Dans le dernier état de ses conclusions déposées le 13 janvier 2017, fondées sur les articles 1134, 1147, 1184 du code civil, la société Laidet demande à la cour de':
— déclarer recevable, justifiée et bien fondée son action,
— dire que la société 2CSI a manqué à ses obligations contractuelles,
— prononcer la résolution judiciaire du contrat,
— condamner la société 2CSI à payer la somme de 103'171'€ au titre des préjudices immédiats et matériels,
— la condamner au paiement de :
· la somme de 50'000'€ au titre de la perte de chiffres d’affaires du fait de la mobilisation des collaborateurs sur le projet Sano PSD,
· la somme de 80'000'€ au titre de perte de chance de réalisation des gains futurs,
· la somme de 8'000'€ sur le fondement de l’article 700 du code de procédure civile ainsi qu’en tous les dépens de l’instance qui comprendront les frais d’expertise judiciaire.
MOTIFS
La cour ne statuant que sur les prétentions des parties mentionnées au dispositif de leurs conclusions, les critiques émises par la société appelante à l’encontre de l’expertise de M. X ne sont à examiner que dans le cadre de l’analyse de la pertinence de son rapport nécessairement effectuée par la cour en application de l’article 246 du code de procédure civile.

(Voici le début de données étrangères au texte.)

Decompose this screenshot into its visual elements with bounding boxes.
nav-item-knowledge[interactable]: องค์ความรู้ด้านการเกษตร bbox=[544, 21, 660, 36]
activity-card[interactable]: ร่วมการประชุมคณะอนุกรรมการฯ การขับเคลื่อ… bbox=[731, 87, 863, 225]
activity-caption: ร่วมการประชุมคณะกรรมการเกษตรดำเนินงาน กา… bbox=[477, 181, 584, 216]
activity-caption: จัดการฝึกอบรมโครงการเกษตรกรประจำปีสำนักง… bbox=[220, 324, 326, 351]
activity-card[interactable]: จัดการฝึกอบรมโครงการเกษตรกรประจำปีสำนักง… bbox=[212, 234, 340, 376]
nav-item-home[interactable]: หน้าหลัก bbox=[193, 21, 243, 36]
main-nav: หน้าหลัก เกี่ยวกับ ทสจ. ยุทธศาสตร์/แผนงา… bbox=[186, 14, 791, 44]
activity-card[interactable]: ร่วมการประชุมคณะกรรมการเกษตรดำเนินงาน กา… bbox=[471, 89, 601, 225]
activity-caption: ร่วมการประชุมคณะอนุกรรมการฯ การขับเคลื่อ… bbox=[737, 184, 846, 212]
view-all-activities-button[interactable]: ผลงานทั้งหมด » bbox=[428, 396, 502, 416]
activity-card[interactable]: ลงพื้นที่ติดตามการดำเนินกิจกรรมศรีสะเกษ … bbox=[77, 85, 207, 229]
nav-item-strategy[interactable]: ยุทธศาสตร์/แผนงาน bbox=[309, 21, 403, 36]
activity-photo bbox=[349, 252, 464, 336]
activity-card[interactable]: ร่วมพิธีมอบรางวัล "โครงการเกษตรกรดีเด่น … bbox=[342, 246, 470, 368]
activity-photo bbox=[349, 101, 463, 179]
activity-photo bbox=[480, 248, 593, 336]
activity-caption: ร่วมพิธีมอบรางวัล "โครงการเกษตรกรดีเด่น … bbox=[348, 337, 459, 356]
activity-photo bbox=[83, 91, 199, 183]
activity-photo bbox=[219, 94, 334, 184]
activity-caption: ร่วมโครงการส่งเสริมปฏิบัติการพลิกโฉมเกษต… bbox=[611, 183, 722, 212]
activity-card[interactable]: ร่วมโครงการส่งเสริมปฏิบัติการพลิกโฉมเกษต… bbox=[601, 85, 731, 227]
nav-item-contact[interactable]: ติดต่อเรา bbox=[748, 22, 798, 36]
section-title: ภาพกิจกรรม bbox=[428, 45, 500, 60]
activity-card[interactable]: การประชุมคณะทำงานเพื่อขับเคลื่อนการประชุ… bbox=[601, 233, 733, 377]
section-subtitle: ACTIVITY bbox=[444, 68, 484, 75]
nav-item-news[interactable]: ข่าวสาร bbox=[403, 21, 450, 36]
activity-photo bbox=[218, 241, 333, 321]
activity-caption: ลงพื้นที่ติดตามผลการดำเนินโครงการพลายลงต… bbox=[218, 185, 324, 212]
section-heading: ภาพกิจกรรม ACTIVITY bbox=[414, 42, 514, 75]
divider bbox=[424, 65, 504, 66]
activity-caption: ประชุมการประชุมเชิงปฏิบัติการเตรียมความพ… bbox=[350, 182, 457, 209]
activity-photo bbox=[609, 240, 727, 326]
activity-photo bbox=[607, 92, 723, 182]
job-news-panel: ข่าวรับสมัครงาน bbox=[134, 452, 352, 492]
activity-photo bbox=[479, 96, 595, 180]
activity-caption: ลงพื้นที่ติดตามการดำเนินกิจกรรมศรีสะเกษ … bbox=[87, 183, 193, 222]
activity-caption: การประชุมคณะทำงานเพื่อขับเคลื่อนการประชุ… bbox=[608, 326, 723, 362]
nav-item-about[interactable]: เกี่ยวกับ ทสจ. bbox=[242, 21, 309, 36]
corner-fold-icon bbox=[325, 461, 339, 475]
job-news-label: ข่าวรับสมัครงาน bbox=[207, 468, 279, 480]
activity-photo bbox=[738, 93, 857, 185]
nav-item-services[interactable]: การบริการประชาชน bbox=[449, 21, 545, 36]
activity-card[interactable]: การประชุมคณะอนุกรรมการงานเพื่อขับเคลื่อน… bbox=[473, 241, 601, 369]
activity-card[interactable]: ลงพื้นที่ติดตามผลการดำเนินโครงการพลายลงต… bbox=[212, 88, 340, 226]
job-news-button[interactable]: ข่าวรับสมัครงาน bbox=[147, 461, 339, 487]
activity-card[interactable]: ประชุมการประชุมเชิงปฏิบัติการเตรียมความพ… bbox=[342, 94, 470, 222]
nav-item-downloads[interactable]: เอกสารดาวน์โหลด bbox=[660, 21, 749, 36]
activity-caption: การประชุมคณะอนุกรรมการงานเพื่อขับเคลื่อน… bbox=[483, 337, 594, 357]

La société 2CSI ne forme dans le dispositif de ses écritures aucune demande au titre de la régularité des opérations d’expertise.
Sa prétention formée à titre très subsidiaire en appel tendant à l’organisation d’une contre-expertise a été à juste titre rejetée par le tribunal de commerce, en ce qu’aucun élément de contradiction technique des investigations expertales n’est fourni et surtout en ce que les pièces du débat permettent d’apporter une solution au litige sans avoir à nouveau recours à un technicien.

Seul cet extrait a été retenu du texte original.